USPS postpones price increase decision
By Erik Wasson - 09/05/13 04:47 PM ET
The troubled U.S. Postal Service on Thursday postponed a decision on whether to seek price increases.
The service is widely expected to ask the Postal Regulatory Commission this fall to allow it to raise stamp prices to deal with its massive financial problems.
"The Postal Service Governors met today at a regularly scheduled Board meeting. As part of the agenda, the Governors considered pricing issues, including the possibility of filing for price adjustments," the USPS said in a statement. "The Governors continue to listen to stakeholders and have postponed final pricing decisions until the next scheduled Board of Governors meeting, Sept. 24 – 25, 2013."
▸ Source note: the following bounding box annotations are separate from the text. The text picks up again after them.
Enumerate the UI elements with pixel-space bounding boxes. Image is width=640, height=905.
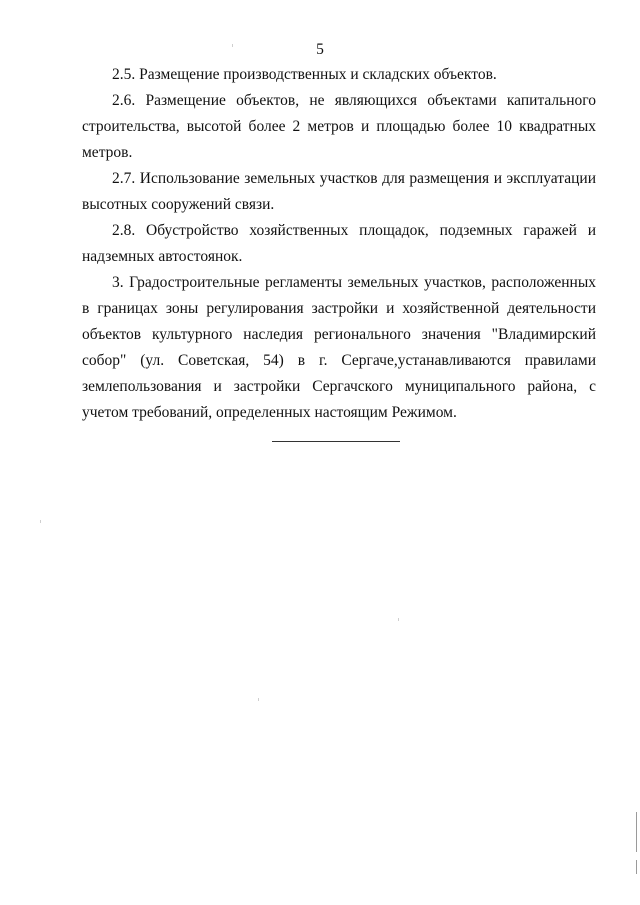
scan-edge-mark (636, 860, 637, 874)
paragraph-2-5: 2.5. Размещение производственных и складских объектов. (112, 66, 497, 83)
paragraph-2-8: 2.8. Обустройство хозяйственных площадок, подземных гаражей и надземных автостоянок. (82, 222, 596, 265)
paragraph-3: 3. Градостроительные регламенты земельных участков, расположенных в границах зоны регулирования застройки и хозяйственной деятельности объектов культурного наследия регионального значения "Владимирский собор" (ул. Советская, 54) в г. Сергаче,устанавливаются правилами землепользования и застройки Сергачского муниципального района, с учетом требований, определенных настоящим Режимом. (82, 274, 596, 421)
document-body (82, 62, 596, 426)
paragraph-2-6: 2.6. Размещение объектов, не являющихся объектами капитального строительства, высотой более 2 метров и площадью более 10 квадратных метров. (82, 92, 596, 161)
scan-speck (398, 618, 399, 621)
scan-edge-mark (636, 812, 637, 852)
scan-speck (258, 698, 259, 701)
paragraph-2-7: 2.7. Использование земельных участков для размещения и эксплуатации высотных сооружений связи. (82, 170, 596, 213)
page-number: 5 (316, 41, 324, 58)
scan-speck (232, 44, 233, 47)
end-divider-line (272, 441, 400, 442)
scan-speck (40, 520, 41, 523)
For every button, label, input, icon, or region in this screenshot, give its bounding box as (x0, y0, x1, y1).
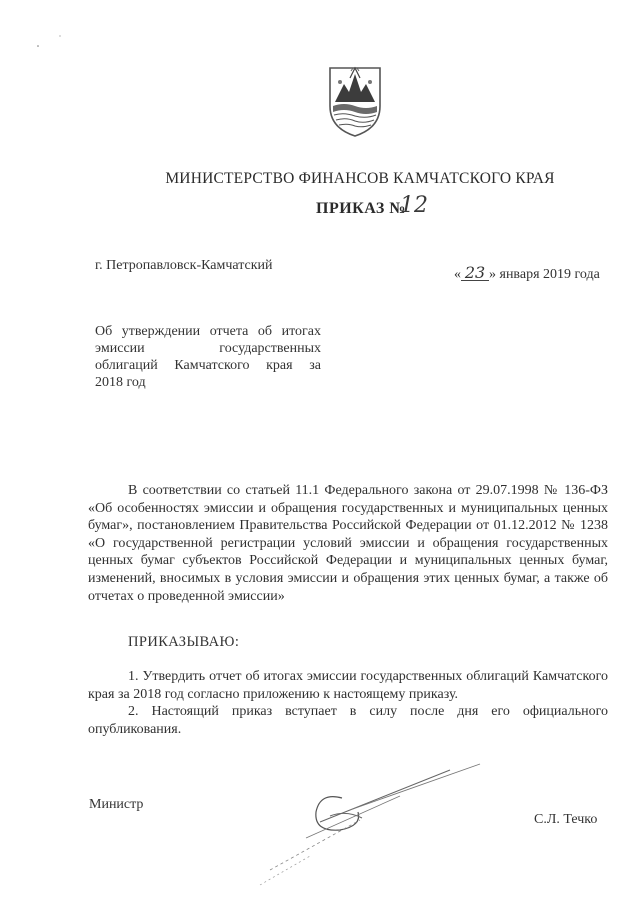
subject-line: Об утверждении отчета об итогах (95, 324, 321, 339)
order-subject (95, 323, 321, 391)
order-item: 1. Утвердить отчет об итогах эмиссии государственных облигаций Камчатского края за 2018 год согласно приложению к настоящему приказу. (88, 669, 608, 702)
subject-line: 2018 год (95, 375, 146, 390)
order-label: ПРИКАЗ № (316, 200, 406, 217)
preamble-paragraph (88, 482, 608, 605)
ministry-title: МИНИСТЕРСТВО ФИНАНСОВ КАМЧАТСКОГО КРАЯ (165, 170, 555, 187)
order-date (454, 263, 600, 283)
date-open-quote: « (454, 267, 461, 282)
order-items (88, 668, 608, 738)
handwritten-signature (250, 760, 490, 890)
subject-line: эмиссии государственных (95, 341, 321, 356)
date-rest: » января 2019 года (489, 267, 600, 282)
preamble-text: В соответствии со статьей 11.1 Федерального закона от 29.07.1998 № 136-ФЗ «Об особенностях эмиссии и обращения государственных и муниципальных ценных бумаг», постановлением Правительства Российской Федерации от 01.12.2012 № 1238 «О государственной регистрации условий эмиссии и обращения государственных ценных бумаг субъектов Российской Федерации и муниципальных ценных бумаг, изменений, вносимых в условия эмиссии и обращения этих ценных бумаг, а также об отчетах о проведенной эмиссии» (88, 483, 608, 604)
subject-line: облигаций Камчатского края за (95, 358, 321, 373)
order-item: 2. Настоящий приказ вступает в силу после дня его официального опубликования. (88, 704, 608, 737)
scan-specks (0, 0, 80, 60)
signatory-position: Министр (89, 797, 144, 812)
kamchatka-emblem-icon (326, 62, 384, 138)
city: г. Петропавловск-Камчатский (95, 258, 273, 273)
date-day-handwritten: 23 (461, 266, 489, 281)
signatory-name: С.Л. Течко (534, 812, 598, 827)
order-directive-word: ПРИКАЗЫВАЮ: (128, 634, 240, 650)
order-number-handwritten: 12 (400, 193, 428, 218)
Lobbyists opposed to the increase had expected the Postal Service to seek as much as a 3 cent increase in the price of the 46 cent first-class stamp and a double digit increase in the average 27 cent cost of mailing magazines. The price increases would take place in January, if approved.
The head of MPA, the Association of Magazine Media said she was encouraged by the delay.
"This action affords us additional time to work with them and detail the devastating impact a rate increase would have on the mailing industry and the 8.4 million jobs that depend on it. It also gives us, the Postal Service, and the entire mailing industry additional time to continue working in concert to convince Congress that the solution to the Postal Service’s problems lies not in rate increases, but in meaningful postal reform legislation," MPA President Mary Berner said.
The USPS lost a record $15.9 billion in fiscal 2012, mostly due to required prepayments for future retirees’ healthcare. The agency’s losses have declined, to $3.9 billion, in the first nine months of the current fiscal year, including the pre-payments.
Congress has competing House and Senate bills to reform the Postal Service, but may be unable to reconcile them amid other fiscal fights this fall.